Ultimately we decided to take this cruise, predicting that we will probably not cruise outside the US again.  We will take care with diet, sun, experiences—the gondola ride over the jungle beckons, but the zip line tour will not happen. We will keep emergency supplies and phone numbers handy while studiously attempting to let go of irrational fears of illness and death. Living life while letting go of (some of) our belief that we can control it.

Tossing out the fantasies

We first snorkled more than 50 years ago in a sheltered cove in the Virgin Islands and snorkled in the Caribbean on vacations for years after that. My first snorkeling trip, imitating a fish as I floated quietly in tropical ocean waters with reefs just below, was joyous but blurry. My vision is so bad that unless a fish ate my nose I couldn’t see it. Later, I bought contact lenses solely to see the schools in which I swam. Now, I cannot reach the ocean across the sand with my replacement knees or climb a ladder into a catamaran anchored over a reef.  I will not snorkel again. It’s time to trash the snorkel gear.

The high heels bring back memories of my younger daughter’s wedding, a loving verdant affair at which my entire family participated. Love surrounded us all on that warm, light-filled day. Purchased for just that one wedding day, the high heeled sandals complemented the dress I designed and stitched. With age comes fear of falling, arthritis and mobility problems sufficient for a handicapped parking sticker. High heels would be near-certain injury, and I will not wear them ever again. The embrace of shared family joy has faded with deaths and estrangements.  Should we live to attend a future family wedding, we will sit quietly–but joyously– in orthopedic tennis shoes while life swirls around us. It’s time to trash my last pair of high heels.

Pie and cookie baking was holiday tradition for our family– cherry, pumpkin and pecan pie made from scratch.

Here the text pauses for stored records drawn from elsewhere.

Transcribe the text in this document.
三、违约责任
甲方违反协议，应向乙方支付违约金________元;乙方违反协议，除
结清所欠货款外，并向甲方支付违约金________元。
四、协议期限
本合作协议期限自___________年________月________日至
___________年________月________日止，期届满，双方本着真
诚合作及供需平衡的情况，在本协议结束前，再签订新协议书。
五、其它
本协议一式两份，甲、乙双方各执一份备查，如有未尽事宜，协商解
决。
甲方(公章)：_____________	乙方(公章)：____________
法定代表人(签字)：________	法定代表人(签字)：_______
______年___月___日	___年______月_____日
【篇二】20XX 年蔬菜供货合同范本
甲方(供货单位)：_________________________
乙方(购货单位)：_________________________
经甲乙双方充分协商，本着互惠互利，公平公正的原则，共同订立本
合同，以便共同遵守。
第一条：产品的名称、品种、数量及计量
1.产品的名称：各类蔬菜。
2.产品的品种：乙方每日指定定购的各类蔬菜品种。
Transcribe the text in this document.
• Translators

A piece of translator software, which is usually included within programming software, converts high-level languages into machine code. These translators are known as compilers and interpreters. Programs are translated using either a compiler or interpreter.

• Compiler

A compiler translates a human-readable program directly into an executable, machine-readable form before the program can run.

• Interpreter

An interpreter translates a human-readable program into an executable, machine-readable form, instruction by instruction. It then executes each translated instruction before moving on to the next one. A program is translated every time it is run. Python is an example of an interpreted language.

I still smile at the stories:  my brother and I unable to roll out the crust and laughing uncontrollably;  the discovery of the hollowed out pumpkin pie shell after our calico feline discovered how delicious warm pumpkin could be.  The last pumpkin pie I made, 9 years ago with my then-11 year old granddaughter was laughingly tossed in the garbage; we forgot the sugar! Increased distractibility, problems with standing for long periods of time, our children’s very busy lives all point to purchased meals and more isolated holidays. It’s time to trash at least three of my four pie pans.

Before downsizing to our senior community, my husband and I brutally discarded hobbies that weren’t to be and books we weren’t going to read. It’s easy to give away these dusty and unused souvenirs, but much harder to let go of the fantasy that we will have another chance at the joy of using them.

Uncharted Waters

Uncharted waters,

Living life while letting go,

Now is all there is.

There’s always been a do-list on my desk, carefully dated and delineated in a spiral notebook. Some days, there have been 20 or more new entries. Periodically, I joyously strike a line through each accomplished task.

These days, there are fewer items on the do-list: backup the computer, make a physician appointment. Currently, a new spiral notebook is filling with phrases to ponder and meditations to remember… a new list for my future quiet moments.

Searching for the written ideas of others about aging, I find numerous books with eat-this, do-that advice, such as Rebellious Aging. These seem directed to the 50-year olds and 60-year olds struggling against aging. Of more interest to me are the more metaphysical, psychoanalytic writings of Kathleen Singh Downing and Helen Lukes. My current favorite is Wise Aging: Living with Joy, Resilience, and Spirit by Rabbi Rachel Cowan and Dr. Linda Thal. These authors see aging as a life cycle, a time of reflection, a transformation from do-lists to reflections, which is where I seem to be, while living life with joy.

These posts will thus be a mixture of life as I am living it and reflections on aging. I suspect that the ratio of “activities” to “reflections will change over time. Let’s see.